Seventy years after Brown v. Board of Education struck down racial segregation of the nation’s public schools, Black students still face unequal opportunity and outcomes in California’s schools, according to new findings previewed this week in Sacramento.

“Whether you’re a parent, a student or an educator, the promise of Brown v. Board has not been reached,” said Amir Whitaker, policy counsel at American Civil Liberties Union Southern California and author of the State of Black Education 2024 California Report Card.

Inside an N Street legislative hearing room Wednesday with the State Capitol as backdrop, Black educators, lawmakers, parents and students outlined those challenges and what is needed to overcome them. A full report is due in the fall, but the May preview pointed to the deep gaps that persist as does frustration and a call for new action to turn the tide.

“We want a 21st century, multiracial learning community, not a social control system. We need a well-funded curriculum that’s reflective of us, said Carl Pinkston, operation director of Sacramento education equity advocates, Black Parallel School Board. “We need Black teachers. We need a whole new way of looking at the educational system.”

“Our kids are at the top of the charts for the highest disparities. We look good in the worst ways possible, not only in Stockton, but in the state of California,” said Karesha Boyd, chair of Stockton Unified School District’s Black Parent Advisory Committee. “When we’re executing the plan for Black education, we need to execute on reinventing what education looks like for us as a community.”

Among the outcomes pulled from state, federal and local education data:

Only 17% of Black students met or exceeded the state’s assessment standards for math in the 2022-2023 school year, compared to nearly half of white students; 30% of Black students met those same standards for English. Six in 10 white students met the standard.

About 78% of Black students graduated high school compared to 90% of white students in 2023, but the percentage who went on to college dropped to 55%, compared to 68% of white students.

Fewer than 4% of California’s teachers are Black, though Black students make up more than 5% of the state’s K-12 enrollment.

Roughly 37% of Black students in California were chronically absent — absent 10% or more instructional days — in the 2022-2023 school year compared to 20% of white students.

Representation in the classroom

For Kalani Griffith, a sophomore at River City High School in West Sacramento and a youth senator of the statewide organization Black Students of California United, stemming the exodus starts with increasing the numbers of Black teachers in a state where just 3.8% of all teachers are Black. Griffith also suggested opening more community schools where students have greater access to educational, mental health and other resources.

“Us Black students, we need to see more teachers who look like us, to go to for support,” Griffith said. “There’s not a lot of adults who look like us in school who can help us succeed.”

For the past seven years, Whitaker’s work has focused on the disparities Black students and families face in California and nationwide, connecting historical injustices to current inequalities. It dovetails with the work of lawmakers on the California Legislative Black Caucus now pushing historic reparations legislation for Black Californians at the State Capitol.

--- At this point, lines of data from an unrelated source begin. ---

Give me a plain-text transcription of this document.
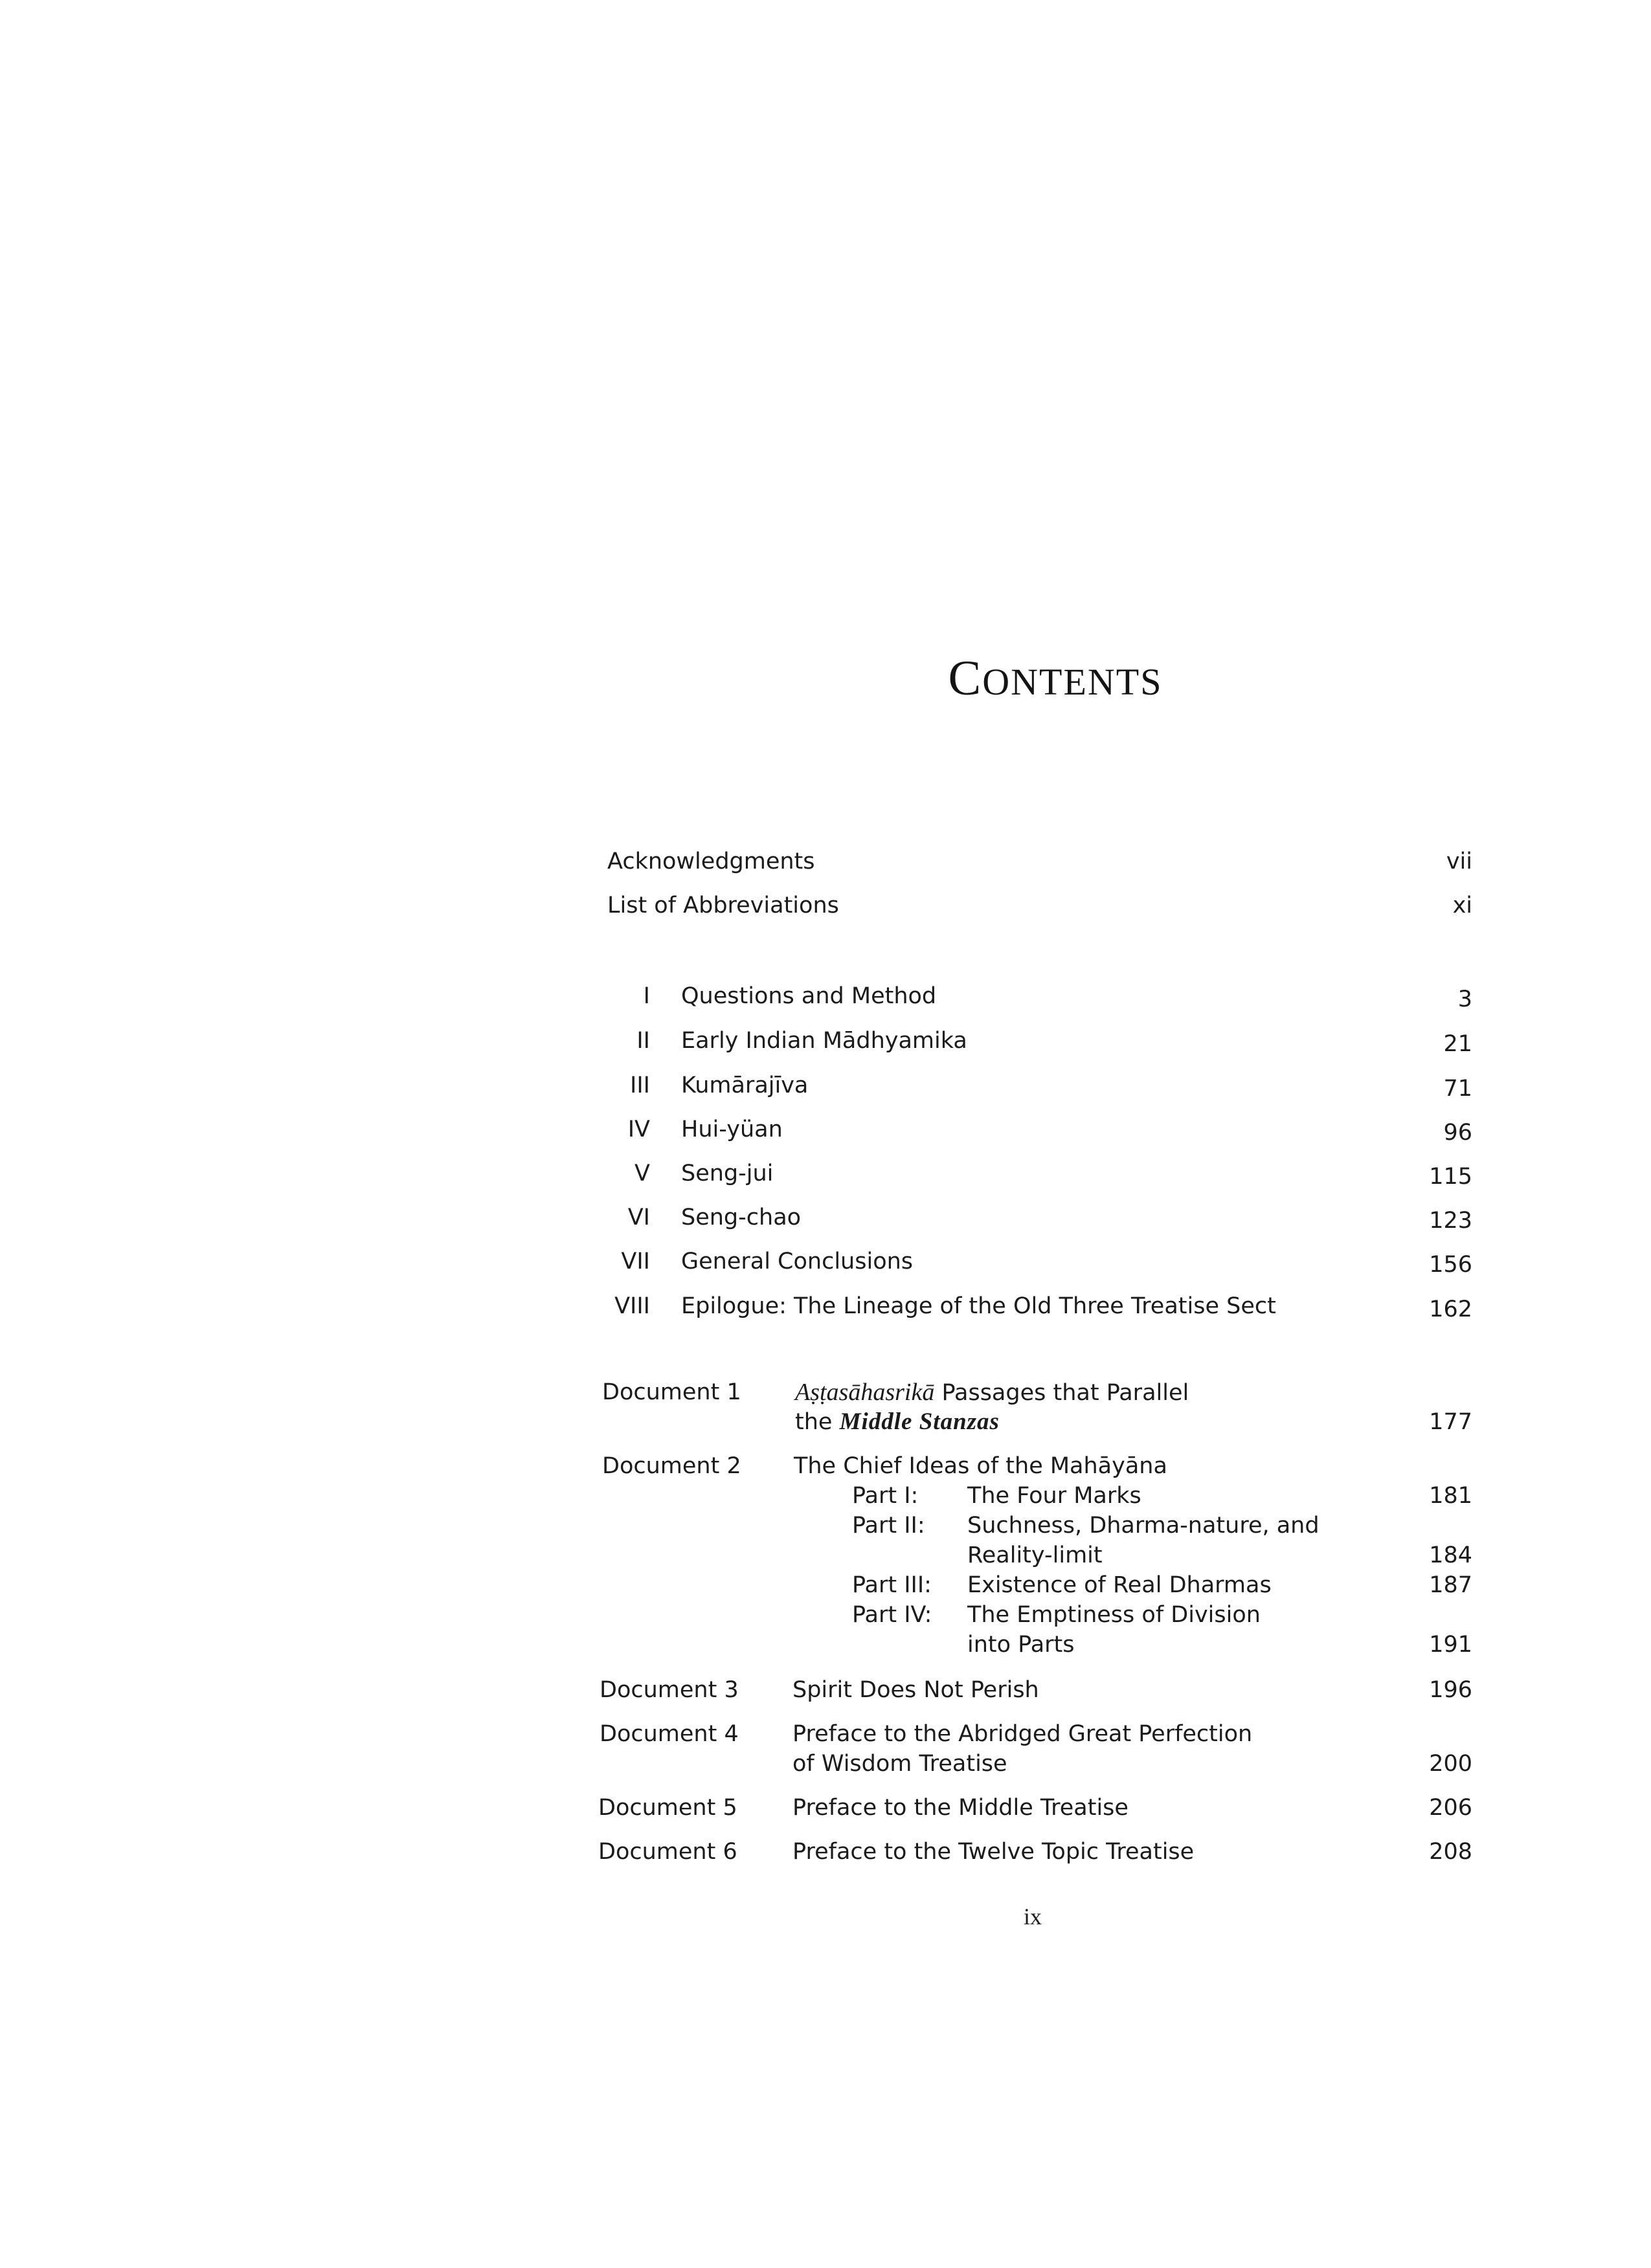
CONTENTS
Acknowledgments	vii
List of Abbreviations	xi
I Questions and Method	3
II Early Indian Mādhyamika	21
III Kumārajīva	71
IV Hui-yüan	96
V Seng-jui	115
VI Seng-chao	123
VII General Conclusions	156
VIII Epilogue: The Lineage of the Old Three Treatise Sect	162
Document 1 Aṣṭasāhasrikā Passages that Parallel
the Middle Stanzas	177
Document 2 The Chief Ideas of the Mahāyāna
Part I: The Four Marks	181
Part II: Suchness, Dharma-nature, and
Reality-limit	184
Part III: Existence of Real Dharmas	187
Part IV: The Emptiness of Division
into Parts	191
Document 3 Spirit Does Not Perish	196
Document 4 Preface to the Abridged Great Perfection
of Wisdom Treatise	200
Document 5 Preface to the Middle Treatise	206
Document 6 Preface to the Twelve Topic Treatise	208
ix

“We need to get past that misnomer, that misinformation, that we don’t value education. That’s the farthest thing from the truth, said state Sen. Steven Bradford, D-Gardena, and California Legislative Black Caucus vice chair. “For over 250 years, we were tortured, sometimes even killed, for trying to learn how to read and write.

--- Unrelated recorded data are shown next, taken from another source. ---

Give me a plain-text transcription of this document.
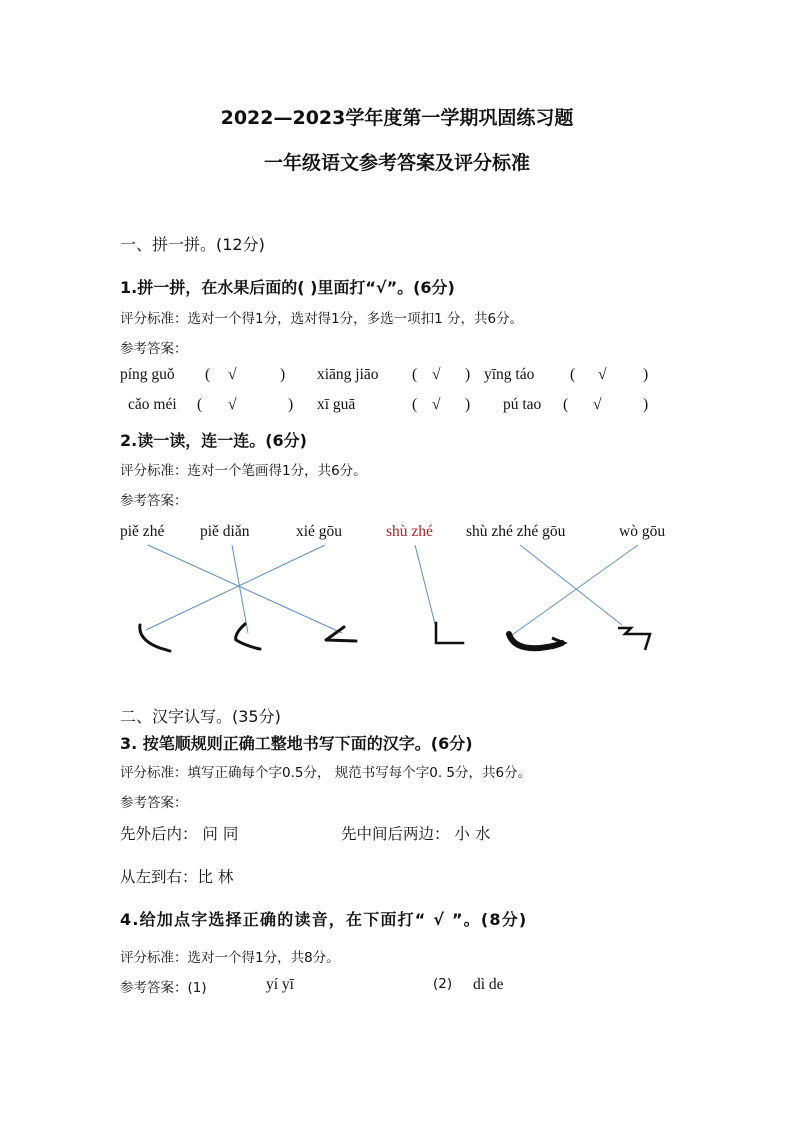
2022—2023学年度第一学期巩固练习题
一年级语文参考答案及评分标准
一、拼一拼。(12分)
1.拼一拼，在水果后面的( )里面打“√”。(6分)
评分标准：选对一个得1分，选对得1分，多选一项扣1 分，共6分。
参考答案：
píng guǒ ( √	) xiāng jiāo ( √ ) yīng táo ( √ )
cǎo méi ( √	) xī guā	( √ ) pú tao ( √	)
2.读一读，连一连。(6分)
评分标准：连对一个笔画得1分，共6分。
参考答案：
piě zhé piě diǎn	xié gōu	shù zhé shù zhé zhé gōu	wò gōu
二、汉字认写。(35分)
3. 按笔顺规则正确工整地书写下面的汉字。(6分)
评分标准：填写正确每个字0.5分， 规范书写每个字0. 5分，共6分。
参考答案：
先外后内： 问 同	先中间后两边： 小 水
从左到右：比 林
4.给加点字选择正确的读音，在下面打“ √ ”。(8分)
评分标准：选对一个得1分，共8分。
参考答案：(1)	yí yī	(2) dì de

“If we know the truth about this country and about African-Americans, we’ve always valued education, but it’s always been a struggle to get that education,” Bradford continued. “We’ve had to go through more obstacles than anyone else just to get educated.”

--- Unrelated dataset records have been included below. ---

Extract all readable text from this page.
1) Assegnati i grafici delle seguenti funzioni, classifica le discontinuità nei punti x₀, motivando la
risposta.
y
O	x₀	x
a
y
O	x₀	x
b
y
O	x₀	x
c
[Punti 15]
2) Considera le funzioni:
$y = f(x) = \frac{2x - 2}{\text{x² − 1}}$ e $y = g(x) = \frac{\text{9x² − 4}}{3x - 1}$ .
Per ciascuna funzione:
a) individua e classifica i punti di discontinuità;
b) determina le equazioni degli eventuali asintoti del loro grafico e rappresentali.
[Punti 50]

The two years of work by a specially convened Reparations Task Force set the stage for legislation now before lawmakers. Investing in the state’s Black students was a key plank. Task force members called on lawmakers “to ensure that African-Americans students across California have every educational resource, support and intervention needed to end the persistent racial disparities and permanently close the opportunity gap.”

“You have a right to your education,” said Assemblymember Mia Bonta, D-Oakland, a member of the California Legislative Black Caucus and the Assembly’s Education Committee. “We, as a Black community, have a right to ensure that we have the ability to be educated, to thrive, to not have to suffer the outcomes that show the disparities in experiences every single day.”